International Citizenship and Leadership in the CIE

Athena Pajer

Millikin University marked March 19-24 as a week for “Celebrating the Commons.” Each day, students and members of the community filled every available space with discussions dedicated to the event’s theme of leadership.

Wednesday, March 21 marked the Oberhelman Student Leadership Conference. To participate in the event, the Center for International Education, or the CIE, hosted a panel discussion and a presentation to inform attendees about various aspects regarding global citizenship, particularly how to gain employment and leadership qualities from international experiences.

The CIE’s first panel discussion, held at 10 AM, included members of Resident Life’s International Fellowship Program Jordi Sitja and Laura Borofull from Spain, Sara Guyot and Marie Malvina Voisard from France, Jheeyuk Park from South Korea and Nick Cravatta from the United States. The fellowship is a program created to increase interaction between domestic and international students.

“Our program has been around for 2-3 years,” Nicole DeLiberis, Residential Communities Coordinator, said. “We pair students together so we can help international students transition into what it is like to be in US culture.”

The students first shared the challenges they faced when first learning to live with students from other cultures, which primarily included confusions about when to eat meals among other issues related to language barriers and cultural differences.

Miscommunications, however, did not stop the panelists from acknowledging the positive aspects of the program.

One of the advantages fellowship provides is it benefits American students who have not studied abroad but want to learn from interacting with other cultures.

“I’m being introduced to different cultures and different ways of thinking and I think that’s an important thing in job interviews to say, that I’m more culturally-competent.” Cravatta, Sitja’s roommate, said.

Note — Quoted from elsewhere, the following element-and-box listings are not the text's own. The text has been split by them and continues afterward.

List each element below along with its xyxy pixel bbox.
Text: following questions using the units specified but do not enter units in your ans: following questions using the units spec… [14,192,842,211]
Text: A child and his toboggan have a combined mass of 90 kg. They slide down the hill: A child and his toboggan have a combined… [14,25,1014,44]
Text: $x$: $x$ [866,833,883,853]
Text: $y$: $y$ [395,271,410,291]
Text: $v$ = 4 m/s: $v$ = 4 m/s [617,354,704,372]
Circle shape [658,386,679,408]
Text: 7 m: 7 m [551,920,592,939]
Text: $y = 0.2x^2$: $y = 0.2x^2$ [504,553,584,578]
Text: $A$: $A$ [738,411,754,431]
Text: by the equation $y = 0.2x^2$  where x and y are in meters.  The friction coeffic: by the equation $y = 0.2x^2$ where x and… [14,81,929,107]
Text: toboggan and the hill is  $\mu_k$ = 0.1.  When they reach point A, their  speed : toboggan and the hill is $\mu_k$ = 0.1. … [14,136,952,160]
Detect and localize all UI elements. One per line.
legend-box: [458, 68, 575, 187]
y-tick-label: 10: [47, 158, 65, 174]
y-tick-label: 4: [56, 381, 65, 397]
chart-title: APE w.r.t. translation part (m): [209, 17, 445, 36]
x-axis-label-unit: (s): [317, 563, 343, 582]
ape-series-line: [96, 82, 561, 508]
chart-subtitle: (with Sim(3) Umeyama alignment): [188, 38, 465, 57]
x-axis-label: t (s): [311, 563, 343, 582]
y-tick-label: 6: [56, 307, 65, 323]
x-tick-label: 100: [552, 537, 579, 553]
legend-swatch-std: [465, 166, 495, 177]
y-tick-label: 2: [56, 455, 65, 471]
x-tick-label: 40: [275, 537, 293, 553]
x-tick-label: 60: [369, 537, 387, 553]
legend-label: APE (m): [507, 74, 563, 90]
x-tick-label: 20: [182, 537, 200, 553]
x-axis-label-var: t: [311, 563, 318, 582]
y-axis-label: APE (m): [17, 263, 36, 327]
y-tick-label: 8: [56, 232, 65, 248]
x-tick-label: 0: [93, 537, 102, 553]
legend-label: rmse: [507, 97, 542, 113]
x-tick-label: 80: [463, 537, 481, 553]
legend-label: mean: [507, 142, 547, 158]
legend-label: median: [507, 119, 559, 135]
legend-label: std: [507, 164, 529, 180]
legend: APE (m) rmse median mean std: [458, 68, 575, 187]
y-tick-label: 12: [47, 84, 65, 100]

Though factors such as language barriers and cultural differences cause difficulty at first, international students who live with domestic students benefit in the long run since employers in their home countries commonly value the ability to speak English well.

“In Spain, studying in the U.S. is one of the best points you can have in your curriculum. It opens a lot of doors to find a job because you’ve been practicing English and English in Spain—and all of Europe in general—is really important.” Borofull said.

Using global experiences in a résumé also became a major point in the panel discussion and created the focus of the following presentation, titled, “Milliventures: The Art of Articulating International Experiences for the Workforce.”

“Students want to be able to use their study abroad experience to their advantage.” Briana Stephens-Quintenz, the International Student Services Coordinator for the CIE, said.

The presentation featured stories about alumni Haley Hogenkamp, Lauren Ingram and Ashleigh Martens, who studied abroad with Millikin and used their experiences to begin their careers.

Ingram, a graduated biology student, currently lives in the city center of Madrid and works as an English Assistant in a high school, teaching English to students in Spain. She plans on going to graduate school in Spain for International Education, where she will take graduate courses and student-teach at the same time.

Martens, a graduated BFA Acting Major from Canada and found that her experiences with Millikin’s London Semester with the Shakespeare Globe Theater stood out on her résumé and spurred conversations in her interviews.

“Most people outside, especially people in higher administrative positions, have travelled. You want to make connections in interviews and things like that. It’s a nice foothold.” Martens said in a recording of a skype interview

She currently works as a key-holder for a coffee shop in Vancouver, but recently signed a contract with an agent who will match Martens with opportunities to work on television programs and other projects in the British Colombia region.

Hogenkamp currently works in the Peace Corps in Macedonia. When it comes to the Peace Corps, they specifically seek out individuals who demonstrate strong leadership qualities and ability to interact with new cultures.

Macedonia is a developing country, which might seem intimidating to many Americans, but Hogenkamp saw it as an opportunity to make an impact. She will live there for two years and work with both Macedonians and other members of the Peace Corps to further develop the fledgling democracy.

All students involved in the past or present with the CIE are currently global citizens. Participating in Celebrating the Commons spread their insight helped them share their insight into making progress in society from forming connections with new cultures.



Note: This online article contains a correction to the printed paper. Briana Stephens-Missoura’s real name is Briana Quintenz. I am sorry for the mistake and I appreciate Decaturian readers for understanding.